Depending upon the context, "shooting from the hip" can take on one of several meanings. In my case, it refers to the practice of taking photographs while your camera dangles from your hip. Or in front of you. The main point is that you don't hold your camera up to your eye, carefully compose your shot, or check the results. You just randomly click the shutter button and take what you get.
Shooting from the hip is pretty spontaneous, which is not my style - I usually like to everything organized and planned out ahead of time. Normally I shoot in manual mode, which involves checking exposure and adjusting as needed. Street photography (not my style either) is particularly suited to shooting from the hip because of the variety of scenes that present themselves and the constant change in what comes into view. There is a surprise factor in letting the camera capture the randomness of people, scenes, shadows, and random objects that one would not normally notice.

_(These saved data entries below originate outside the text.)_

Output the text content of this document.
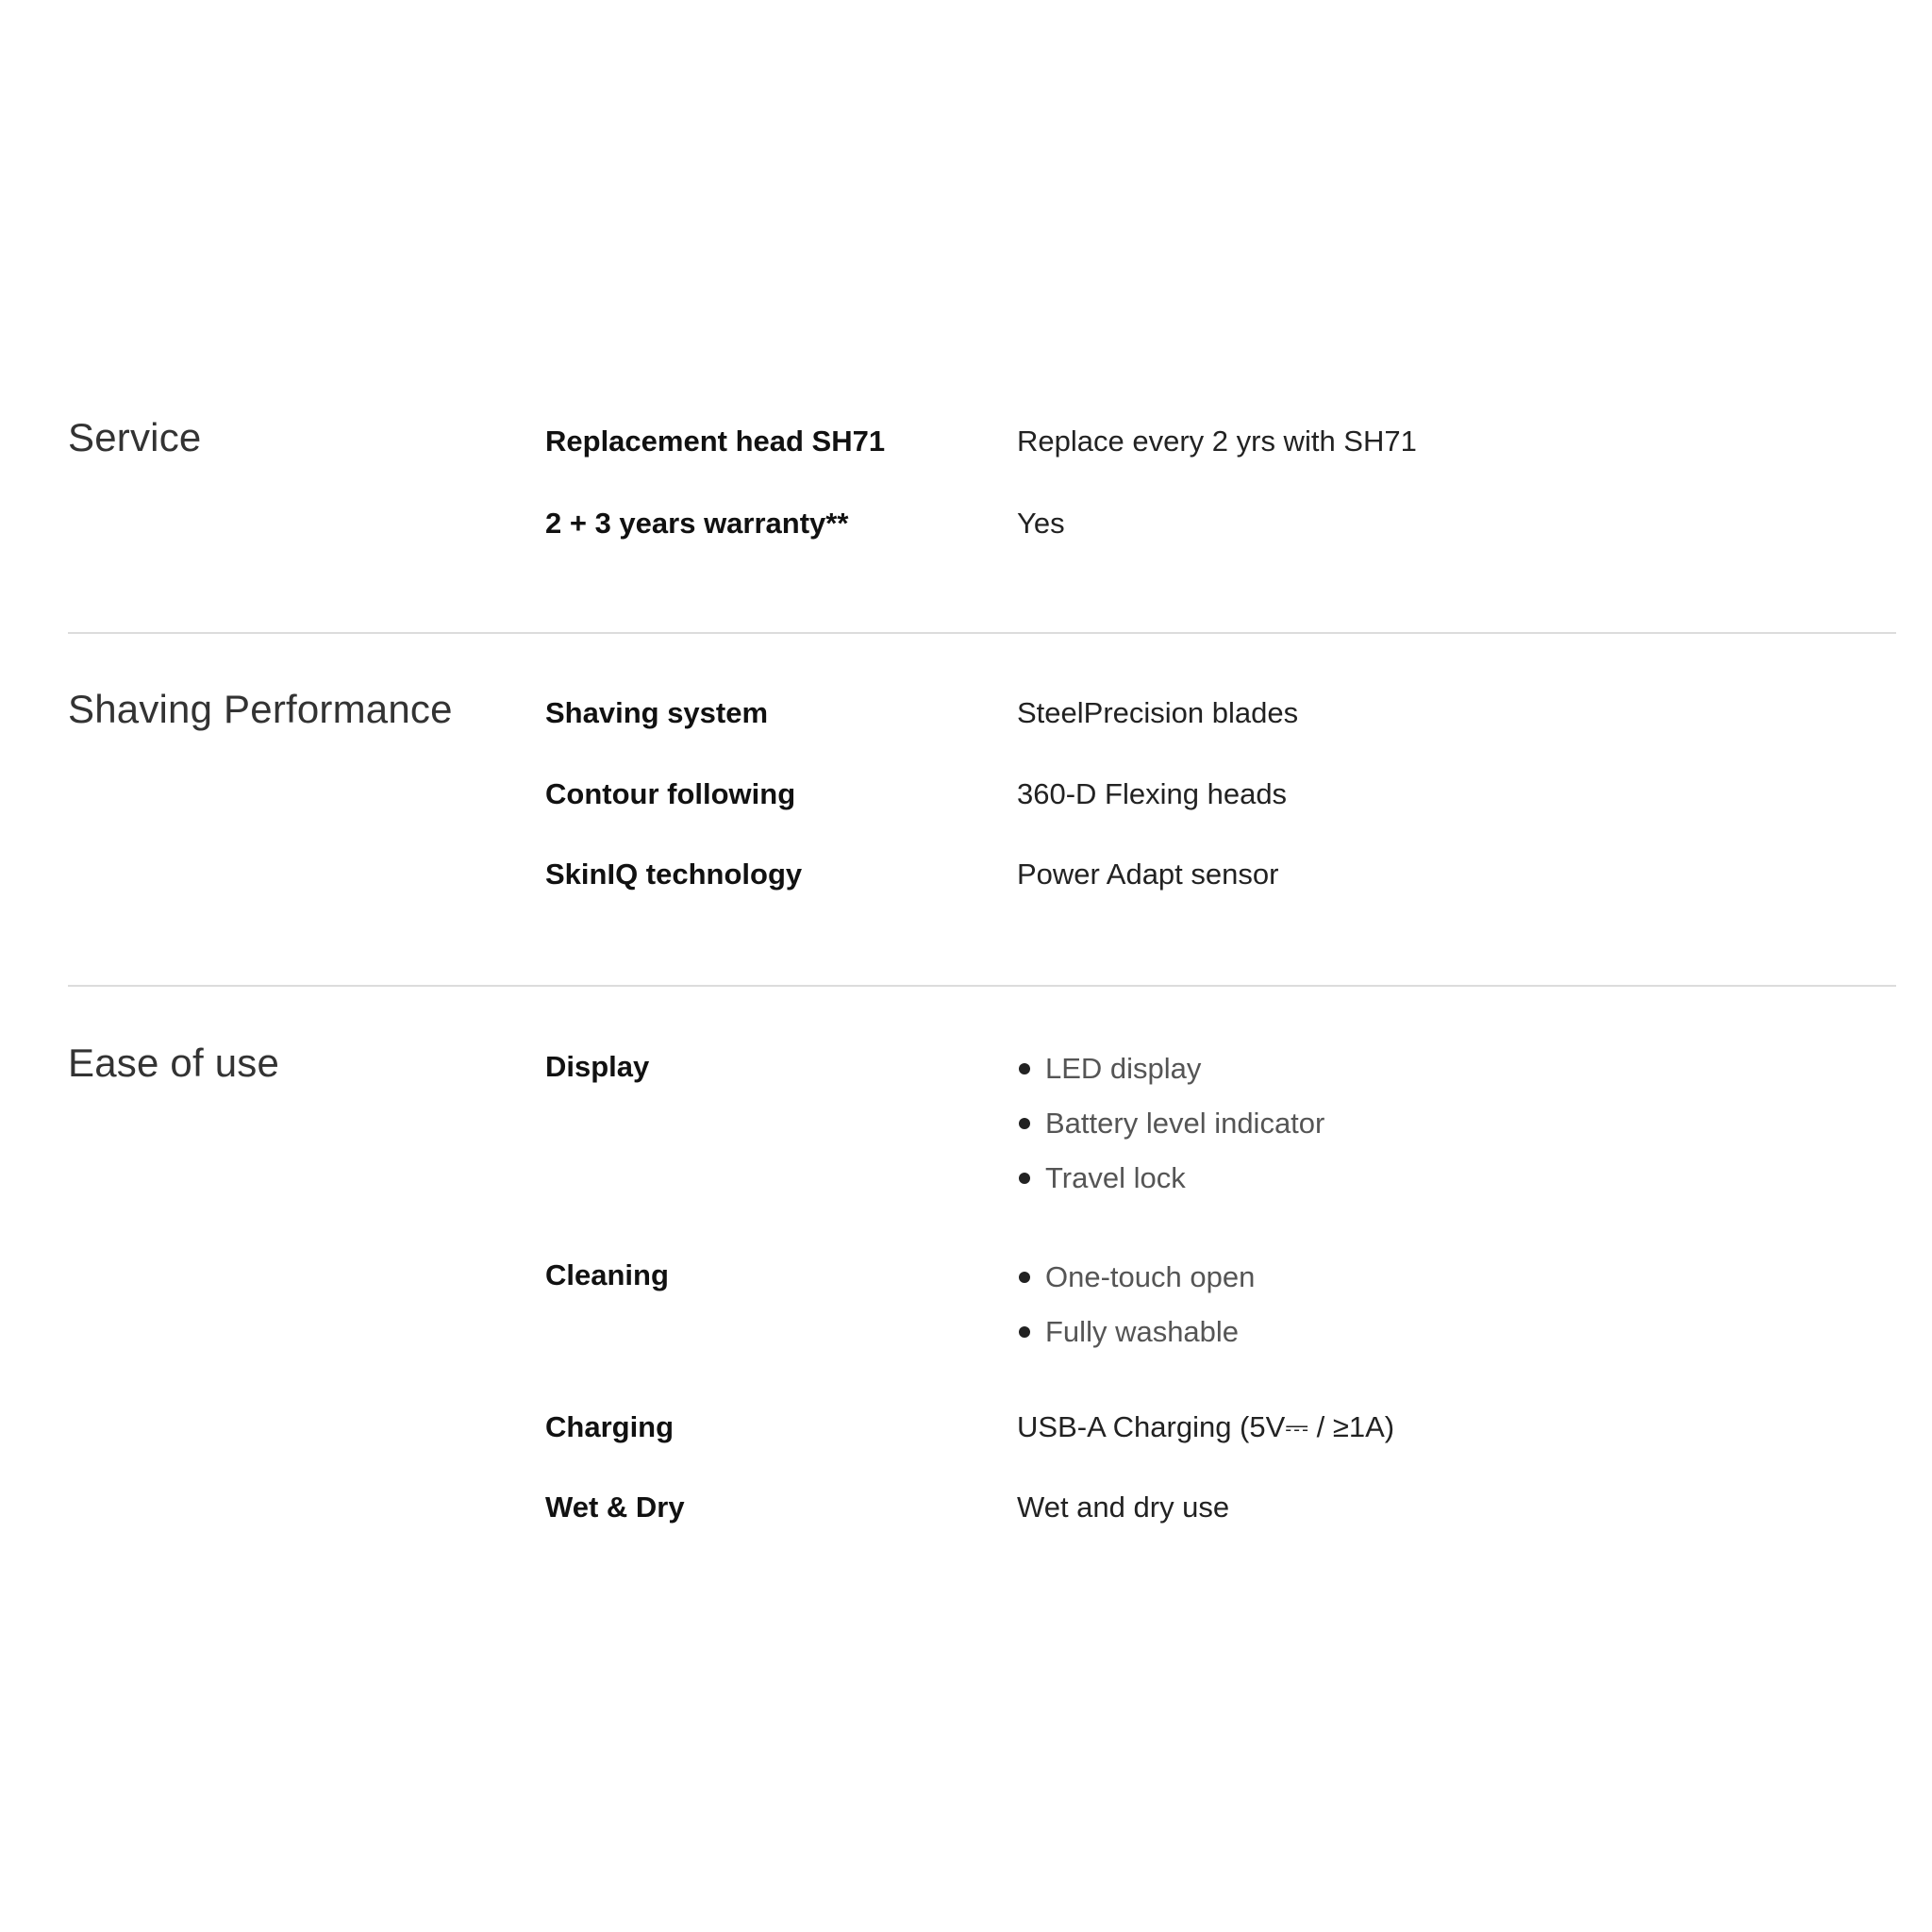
Service	Replacement head SH71	Replace every 2 yrs with SH71
2 + 3 years warranty**	Yes
Shaving Performance	Shaving system	SteelPrecision blades
Contour following	360-D Flexing heads
SkinIQ technology	Power Adapt sensor
Ease of use	Display	LED display
Battery level indicator
Travel lock
Cleaning	One-touch open
Fully washable
Charging	USB-A Charging (5V⎓ / ≥1A)
Wet & Dry	Wet and dry use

So, last October, when I was in downtown Chicago for the Filter Photo Festival, I decided to try my hand at shooting from the hip. It was fairly early on a Sunday morning, and at first there wasn't a lot of activity, not even from the picketers in front of the Sheraton Hotel on Michigan Avenue. But then, there appeared a trickle of people in all manner of costumes, moving towards Grant Park for the Chicago Monster Dash. The idea is to run either a 5K or half-marathon in your favorite costume. If you don't do well on the racing part, there are prizes for best costume based on originality, execution, wearability and overall effect.
Perfect! Early morning sunny day, fresh and crisp, a fun atmosphere, and unusual subjects. Set the camera to aperture priority, let the camera hang at an angle at the hip, and click away.